Rocky, el perro de Joaquín, está desesperado por salir a dar su paseo diario. Joaquín dice que regresera en un rato. Su mujer no presta demasiada atención y sigue lavando los trastes. Pasan varias horas, por fin, Joaquín regresa. Susana huele en su camisa el humo del tráfico de las seis de la tarde; sacude el lomo del perro, las pelusas grisáceas del anochecer. Pregunta por qué llegó tarde, pero Joaquín sólo levanta los hombros y suspira.
Al otro día y a la misma hora, el hombre vuelve a pasear al perro. Susana espera. Esta vez llega en la noche, con un acento extraño que apenas se percibe. Rocky lleva en sus patas el polvo de otro barrio, el polen de las magnolias de un patio escondido.

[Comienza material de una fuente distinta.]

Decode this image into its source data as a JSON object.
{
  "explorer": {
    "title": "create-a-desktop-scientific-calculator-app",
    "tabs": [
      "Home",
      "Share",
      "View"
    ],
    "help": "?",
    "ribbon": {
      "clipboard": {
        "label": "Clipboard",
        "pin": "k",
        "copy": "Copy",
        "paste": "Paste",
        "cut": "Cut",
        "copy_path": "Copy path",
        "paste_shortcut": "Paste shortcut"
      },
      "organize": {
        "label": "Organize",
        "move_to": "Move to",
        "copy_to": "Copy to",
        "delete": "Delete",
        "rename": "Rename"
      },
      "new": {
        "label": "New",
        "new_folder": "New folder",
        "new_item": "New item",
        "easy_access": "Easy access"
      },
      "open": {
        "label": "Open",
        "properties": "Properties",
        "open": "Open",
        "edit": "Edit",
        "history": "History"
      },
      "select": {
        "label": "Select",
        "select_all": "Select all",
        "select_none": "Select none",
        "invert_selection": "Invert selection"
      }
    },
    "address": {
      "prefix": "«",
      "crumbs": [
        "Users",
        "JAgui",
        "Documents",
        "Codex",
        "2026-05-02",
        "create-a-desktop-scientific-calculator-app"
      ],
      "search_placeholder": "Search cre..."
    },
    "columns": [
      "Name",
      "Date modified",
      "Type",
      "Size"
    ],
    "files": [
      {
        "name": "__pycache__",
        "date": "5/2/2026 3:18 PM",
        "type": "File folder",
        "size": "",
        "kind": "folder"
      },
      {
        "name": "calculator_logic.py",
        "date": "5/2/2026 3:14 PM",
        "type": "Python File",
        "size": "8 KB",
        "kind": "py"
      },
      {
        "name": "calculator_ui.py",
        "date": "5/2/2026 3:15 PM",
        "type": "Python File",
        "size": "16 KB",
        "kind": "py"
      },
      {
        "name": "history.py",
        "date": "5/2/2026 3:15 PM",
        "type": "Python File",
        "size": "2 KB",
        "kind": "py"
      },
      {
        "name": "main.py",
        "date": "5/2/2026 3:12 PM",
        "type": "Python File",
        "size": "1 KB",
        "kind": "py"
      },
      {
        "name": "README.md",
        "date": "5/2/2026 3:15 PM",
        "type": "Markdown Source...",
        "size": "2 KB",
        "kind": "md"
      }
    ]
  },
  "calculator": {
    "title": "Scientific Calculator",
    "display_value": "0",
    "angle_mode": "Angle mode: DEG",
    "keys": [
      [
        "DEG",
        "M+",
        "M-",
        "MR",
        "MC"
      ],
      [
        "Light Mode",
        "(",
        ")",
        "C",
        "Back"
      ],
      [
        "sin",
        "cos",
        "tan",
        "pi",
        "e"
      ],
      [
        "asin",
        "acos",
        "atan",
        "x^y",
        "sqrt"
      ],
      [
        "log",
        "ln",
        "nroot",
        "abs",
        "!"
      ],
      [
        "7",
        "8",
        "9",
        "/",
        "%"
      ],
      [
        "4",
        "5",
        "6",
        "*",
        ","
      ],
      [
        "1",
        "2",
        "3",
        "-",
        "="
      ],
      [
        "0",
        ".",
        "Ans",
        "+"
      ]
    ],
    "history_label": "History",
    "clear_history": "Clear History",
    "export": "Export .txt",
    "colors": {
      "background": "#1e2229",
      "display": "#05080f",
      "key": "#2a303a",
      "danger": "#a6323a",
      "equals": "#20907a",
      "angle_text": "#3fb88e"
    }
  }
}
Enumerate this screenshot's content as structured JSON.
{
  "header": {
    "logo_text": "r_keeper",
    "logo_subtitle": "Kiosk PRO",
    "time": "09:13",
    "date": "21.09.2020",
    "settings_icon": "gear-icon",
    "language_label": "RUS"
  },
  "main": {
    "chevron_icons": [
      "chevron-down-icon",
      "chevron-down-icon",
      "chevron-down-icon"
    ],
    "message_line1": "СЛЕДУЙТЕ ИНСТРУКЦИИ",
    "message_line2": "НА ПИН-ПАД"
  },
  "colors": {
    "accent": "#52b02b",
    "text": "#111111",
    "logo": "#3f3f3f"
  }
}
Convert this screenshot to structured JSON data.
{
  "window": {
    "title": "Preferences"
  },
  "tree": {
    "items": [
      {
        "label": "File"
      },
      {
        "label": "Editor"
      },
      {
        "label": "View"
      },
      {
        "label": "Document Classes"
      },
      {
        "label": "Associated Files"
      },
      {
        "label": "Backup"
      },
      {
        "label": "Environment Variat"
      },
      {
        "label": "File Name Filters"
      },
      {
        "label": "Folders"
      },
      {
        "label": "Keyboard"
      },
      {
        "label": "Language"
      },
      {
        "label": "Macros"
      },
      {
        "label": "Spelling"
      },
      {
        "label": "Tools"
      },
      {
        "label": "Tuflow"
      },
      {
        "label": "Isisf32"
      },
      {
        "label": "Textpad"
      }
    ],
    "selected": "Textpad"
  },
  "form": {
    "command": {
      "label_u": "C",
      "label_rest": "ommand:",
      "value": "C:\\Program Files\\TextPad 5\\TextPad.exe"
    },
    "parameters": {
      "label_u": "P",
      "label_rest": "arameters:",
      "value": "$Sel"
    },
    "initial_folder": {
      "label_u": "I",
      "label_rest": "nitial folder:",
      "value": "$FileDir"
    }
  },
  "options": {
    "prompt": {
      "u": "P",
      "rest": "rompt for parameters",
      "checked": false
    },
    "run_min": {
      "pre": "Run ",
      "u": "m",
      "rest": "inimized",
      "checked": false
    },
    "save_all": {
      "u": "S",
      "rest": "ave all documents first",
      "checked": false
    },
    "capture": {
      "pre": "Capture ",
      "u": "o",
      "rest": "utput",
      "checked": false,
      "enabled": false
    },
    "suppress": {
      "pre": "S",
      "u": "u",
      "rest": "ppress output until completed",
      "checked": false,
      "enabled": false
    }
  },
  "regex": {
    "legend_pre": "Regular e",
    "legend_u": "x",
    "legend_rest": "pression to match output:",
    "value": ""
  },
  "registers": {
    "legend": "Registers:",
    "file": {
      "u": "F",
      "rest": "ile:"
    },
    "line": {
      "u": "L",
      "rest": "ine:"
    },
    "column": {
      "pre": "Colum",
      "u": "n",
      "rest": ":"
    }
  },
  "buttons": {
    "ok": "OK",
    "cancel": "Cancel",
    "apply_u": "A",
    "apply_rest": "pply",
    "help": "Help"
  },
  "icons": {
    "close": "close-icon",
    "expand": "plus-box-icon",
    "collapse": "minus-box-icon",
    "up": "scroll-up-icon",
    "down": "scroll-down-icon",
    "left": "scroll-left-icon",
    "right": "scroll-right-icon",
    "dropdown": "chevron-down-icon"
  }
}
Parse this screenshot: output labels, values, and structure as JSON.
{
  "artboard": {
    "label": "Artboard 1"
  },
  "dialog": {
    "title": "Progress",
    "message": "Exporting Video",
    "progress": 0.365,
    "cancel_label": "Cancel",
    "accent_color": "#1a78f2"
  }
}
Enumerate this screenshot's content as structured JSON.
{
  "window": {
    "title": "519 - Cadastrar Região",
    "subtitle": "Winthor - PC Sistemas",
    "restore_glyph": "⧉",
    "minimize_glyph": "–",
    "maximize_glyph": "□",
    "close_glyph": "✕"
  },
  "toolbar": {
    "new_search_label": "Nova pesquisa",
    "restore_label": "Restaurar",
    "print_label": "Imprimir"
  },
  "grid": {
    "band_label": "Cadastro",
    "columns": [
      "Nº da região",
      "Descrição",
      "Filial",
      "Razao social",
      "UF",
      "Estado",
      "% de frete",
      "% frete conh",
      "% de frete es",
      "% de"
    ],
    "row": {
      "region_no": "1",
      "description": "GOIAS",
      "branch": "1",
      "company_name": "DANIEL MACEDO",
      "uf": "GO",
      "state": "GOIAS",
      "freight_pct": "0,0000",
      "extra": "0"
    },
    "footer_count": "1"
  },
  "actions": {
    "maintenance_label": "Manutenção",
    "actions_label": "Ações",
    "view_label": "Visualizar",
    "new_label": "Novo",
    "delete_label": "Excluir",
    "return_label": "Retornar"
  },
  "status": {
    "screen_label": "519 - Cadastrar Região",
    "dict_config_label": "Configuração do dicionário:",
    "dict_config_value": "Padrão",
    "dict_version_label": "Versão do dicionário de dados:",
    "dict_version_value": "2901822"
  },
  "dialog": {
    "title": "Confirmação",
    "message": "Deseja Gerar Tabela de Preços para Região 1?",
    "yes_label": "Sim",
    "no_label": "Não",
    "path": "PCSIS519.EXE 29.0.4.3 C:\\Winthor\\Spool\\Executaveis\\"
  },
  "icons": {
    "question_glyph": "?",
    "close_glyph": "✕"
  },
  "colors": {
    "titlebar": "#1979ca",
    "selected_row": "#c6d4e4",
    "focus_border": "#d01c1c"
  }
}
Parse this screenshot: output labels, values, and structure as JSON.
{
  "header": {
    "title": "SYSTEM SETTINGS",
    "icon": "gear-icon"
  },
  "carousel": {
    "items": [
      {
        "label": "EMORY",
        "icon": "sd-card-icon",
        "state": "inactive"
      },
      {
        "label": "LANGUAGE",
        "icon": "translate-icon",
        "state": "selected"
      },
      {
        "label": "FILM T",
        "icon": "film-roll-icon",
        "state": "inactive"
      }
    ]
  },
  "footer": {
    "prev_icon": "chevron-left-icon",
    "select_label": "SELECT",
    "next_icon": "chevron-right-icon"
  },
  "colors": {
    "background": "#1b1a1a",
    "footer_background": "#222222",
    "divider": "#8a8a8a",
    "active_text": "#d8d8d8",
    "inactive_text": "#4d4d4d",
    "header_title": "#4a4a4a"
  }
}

Se evaporan los días. Se marca, cada vez más, el acento extranjero de su esposa hasta no entender lo que dice. La mujer se siente invisible, como una historia que ya nadie se acuerda de contar.
Susana con las yemas de los dedos acaricia a la tristeza. Sospecha que la catástrofe está cerca. Un día Rocky le gruñe como si fuera una desconocida. Intenta estudiar las palabras que ahora son un misterio, agudiza el olfato y por las noches explora los tatuajes que dibujan lugares sobre la piel de su esposo. Descubre una habitación que aún huele a cama nueva y una ventana estrecha donde a penas se ve la silueta de Rocky, que ahora es otro perro, y la mascota de otro dueño. Susana temerosa de su ensoñación, arrastra su noche como una frazada que aprieta sobre su mejilla y huye a otro cuarto.
Ya se ven desde la bruma algunas estrellas como lunares palpitantes, ella logra, de golpe, entender todas las señales y las reduce a una frase: Joaquín y Rocky no van a regresar, ahora tienen una nueva dirección. Susana descansa: ya no tiene que esperarlos. Esa noche acostada en su cama, piensa que mañana cambiará la chapa de la puerta y tirará el plato mugroso del perro.